Harus diakui ini pilihan yang tidak terlalu populer di desa saat ini. Yang populer masih pada kegiatan pembangunan fisik: rumah layak huni,  wc sehat, rabat dan semua yang berbentuk bangunan fisik. 

Saya beberapa kali terlibat dalam musrembang desa untuk mendorong pembentukan badan usaha milik desa dan penyertaan modal usaha. Biasanya respon forum minim. Kalaupun ada penyertaan modal maka jumlahnya terbatas. Kapan majunya?

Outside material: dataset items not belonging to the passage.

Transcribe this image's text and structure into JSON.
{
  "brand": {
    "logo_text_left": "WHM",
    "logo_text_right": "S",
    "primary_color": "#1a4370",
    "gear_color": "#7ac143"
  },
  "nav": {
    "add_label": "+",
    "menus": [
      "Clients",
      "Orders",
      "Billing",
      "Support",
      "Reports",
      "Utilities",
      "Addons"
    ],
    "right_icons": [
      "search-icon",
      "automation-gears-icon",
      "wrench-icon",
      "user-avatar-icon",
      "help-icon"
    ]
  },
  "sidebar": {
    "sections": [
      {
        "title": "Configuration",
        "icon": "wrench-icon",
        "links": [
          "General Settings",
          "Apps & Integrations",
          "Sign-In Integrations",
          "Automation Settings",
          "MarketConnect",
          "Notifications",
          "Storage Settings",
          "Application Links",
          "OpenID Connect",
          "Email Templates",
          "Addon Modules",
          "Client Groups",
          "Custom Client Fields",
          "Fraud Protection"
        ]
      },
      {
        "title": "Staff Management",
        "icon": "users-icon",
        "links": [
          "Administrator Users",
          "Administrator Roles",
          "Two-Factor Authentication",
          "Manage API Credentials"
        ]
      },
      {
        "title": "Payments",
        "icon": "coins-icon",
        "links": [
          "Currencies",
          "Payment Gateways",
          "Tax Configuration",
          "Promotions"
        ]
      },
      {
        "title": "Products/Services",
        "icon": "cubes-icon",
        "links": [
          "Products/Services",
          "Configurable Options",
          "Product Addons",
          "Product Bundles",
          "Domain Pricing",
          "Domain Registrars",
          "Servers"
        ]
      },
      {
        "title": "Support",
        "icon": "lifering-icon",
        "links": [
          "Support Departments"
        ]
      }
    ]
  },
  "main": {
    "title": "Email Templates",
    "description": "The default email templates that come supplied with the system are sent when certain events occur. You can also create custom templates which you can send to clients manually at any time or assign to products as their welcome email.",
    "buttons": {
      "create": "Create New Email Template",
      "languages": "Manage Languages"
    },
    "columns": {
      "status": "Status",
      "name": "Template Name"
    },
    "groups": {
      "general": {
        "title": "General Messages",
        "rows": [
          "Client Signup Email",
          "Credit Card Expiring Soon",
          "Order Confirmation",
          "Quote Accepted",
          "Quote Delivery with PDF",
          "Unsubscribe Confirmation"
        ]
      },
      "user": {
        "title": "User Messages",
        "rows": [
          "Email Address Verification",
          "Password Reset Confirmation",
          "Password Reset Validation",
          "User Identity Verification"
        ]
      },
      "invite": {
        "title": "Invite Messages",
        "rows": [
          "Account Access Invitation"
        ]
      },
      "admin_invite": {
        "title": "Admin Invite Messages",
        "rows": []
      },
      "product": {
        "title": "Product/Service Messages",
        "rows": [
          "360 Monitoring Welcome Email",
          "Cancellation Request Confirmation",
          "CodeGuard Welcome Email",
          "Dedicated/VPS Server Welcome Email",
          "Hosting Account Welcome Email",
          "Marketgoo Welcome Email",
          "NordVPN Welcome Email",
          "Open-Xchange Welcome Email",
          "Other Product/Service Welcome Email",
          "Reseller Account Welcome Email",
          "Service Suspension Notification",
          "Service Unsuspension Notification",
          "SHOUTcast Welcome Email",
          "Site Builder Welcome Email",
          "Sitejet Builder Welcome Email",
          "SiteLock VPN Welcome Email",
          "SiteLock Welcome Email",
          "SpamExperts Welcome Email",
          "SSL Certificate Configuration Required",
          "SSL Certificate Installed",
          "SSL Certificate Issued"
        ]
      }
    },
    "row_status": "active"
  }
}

Harga yang adil juga diperoleh kalau kelompok-kelompok tani diberdayakan. Memang sudah banyak Kelompok yang dibentuk di desa selama ini, tetapi lebih banyak sebagai kelompok dadakan untuk menyambut bantuan. 

Kelompok seperti ini dibentuk hanya untuk menangkap bantuan tersebut. Setelah bantuan datang kelompok tersebut menjadi tidak jelas lagi. 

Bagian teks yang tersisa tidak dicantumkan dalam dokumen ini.